« Wonder Woman » au cinéma, une héroïne qui croit encore à quelque chose
Culture·4 min de lecture
Bonjour tout le monde ! Voilà une petite heure que je suis sortie de la salle et j’écris encore avec l’esprit là-bas. Je suis allée voir « Wonder Woman » toute seule, comme une grande, un après-midi en semaine, dans une salle à moitié vide. J’avais besoin d’un bon moment. Je ne l’ai pas volé.
De quoi ça parle
C’était avant qu’elle ne devienne Wonder Woman, du temps où elle était encore Diana, princesse des Amazones, élevée sur une île à l’abri du monde et entraînée au combat par sa tante Antiope. Un jour, un pilote américain s’écrase au large. Il s’appelle Steve Trevor et il raconte qu’une guerre terrible ravage l’autre bout de la planète. Diana décide de partir, convaincue qu’elle peut y mettre fin. Le film est signé Patty Jenkins, avec Gal Gadot dans le rôle-titre et Chris Pine en pilote dépassé par les événements.
Ce qui m’a scotchée
Le premier mot qui me vient est épique. L’île des Amazones, les cavalières, les combats chorégraphiés, la lumière, tout cela m’a fait l’effet d’une gorgée d’eau fraîche après des années de films de super-héros gris et grondants. Il y a des couleurs. On voit ce qui se passe à l’écran. Ce n’est pas un compliment idiot, c’est devenu rare.

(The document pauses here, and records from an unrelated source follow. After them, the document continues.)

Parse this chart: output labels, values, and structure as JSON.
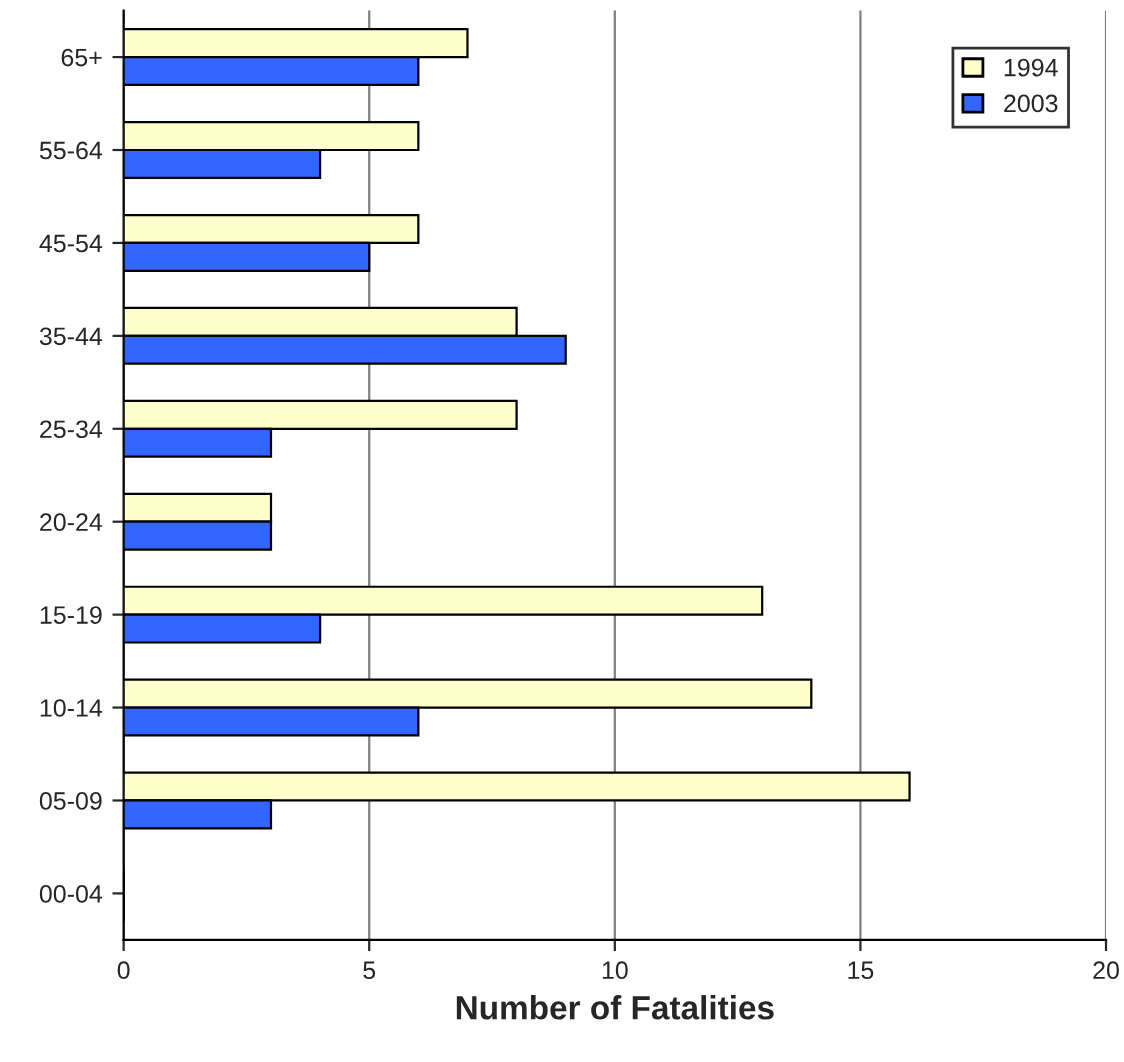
{
  "chart_data": {
    "type": "bar",
    "orientation": "horizontal",
    "xlabel": "Number of Fatalities",
    "categories": [
      "65+",
      "55-64",
      "45-54",
      "35-44",
      "25-34",
      "20-24",
      "15-19",
      "10-14",
      "05-09",
      "00-04"
    ],
    "series": [
      {
        "name": "1994",
        "color": "#ffffcc",
        "values": [
          7,
          6,
          6,
          8,
          8,
          3,
          13,
          14,
          16,
          0
        ]
      },
      {
        "name": "2003",
        "color": "#3366ff",
        "values": [
          6,
          4,
          5,
          9,
          3,
          3,
          4,
          6,
          3,
          0
        ]
      }
    ],
    "xlim": [
      0,
      20
    ],
    "xticks": [
      0,
      5,
      10,
      15,
      20
    ],
    "grid": "x",
    "legend": "top right"
  }
}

Et puis il y a le choix de la Première Guerre mondiale, qui est bien plus malin qu’il n’en a l’air. Les tranchées, la boue, l’absurdité totale des ordres, cela empêche le film de désigner un méchant commode qu’il suffirait d’abattre pour que tout aille mieux. Diana arrive avec une explication simple du mal et le film passe deux heures à démolir sa certitude. C’est une vraie idée de cinéma, et l’écart entre son innocence et ce qu’elle découvre porte tout le récit.
La scène du no man’s land restera. Une héroïne qui monte l’échelle et traverse à découvert un terrain où personne n’avance depuis un an, parce qu’on lui a expliqué que c’était impossible et qu’elle refuse d’accepter que le village d’à côté crève pendant qu’on discute stratégie. J’ai eu la chair de poule et je n’ai pas honte de le dire.
Gal Gadot, enfin. Je ne savais pas trop quoi en attendre, et elle m’a convaincue en deux plans. Elle joue Diana avec un sérieux total, sans clin d’œil, sans ironie protectrice. Quand elle demande pourquoi les femmes ne combattent pas, elle pose vraiment la question. Ce refus du second degré est ce qui rend le personnage émouvant.
Ce que je regrette
Le dernier acte. Je vais rester vague pour ne rien gâcher, mais après deux heures passées à nous expliquer que le mal est diffus et qu’il vit un peu dans chacun, le film revient à un affrontement final très classique, avec explosions et effets numériques à volonté. C’est dommage, parce que la meilleure idée du scénario se retrouve écrasée par une convention de genre dont il aurait pu se passer.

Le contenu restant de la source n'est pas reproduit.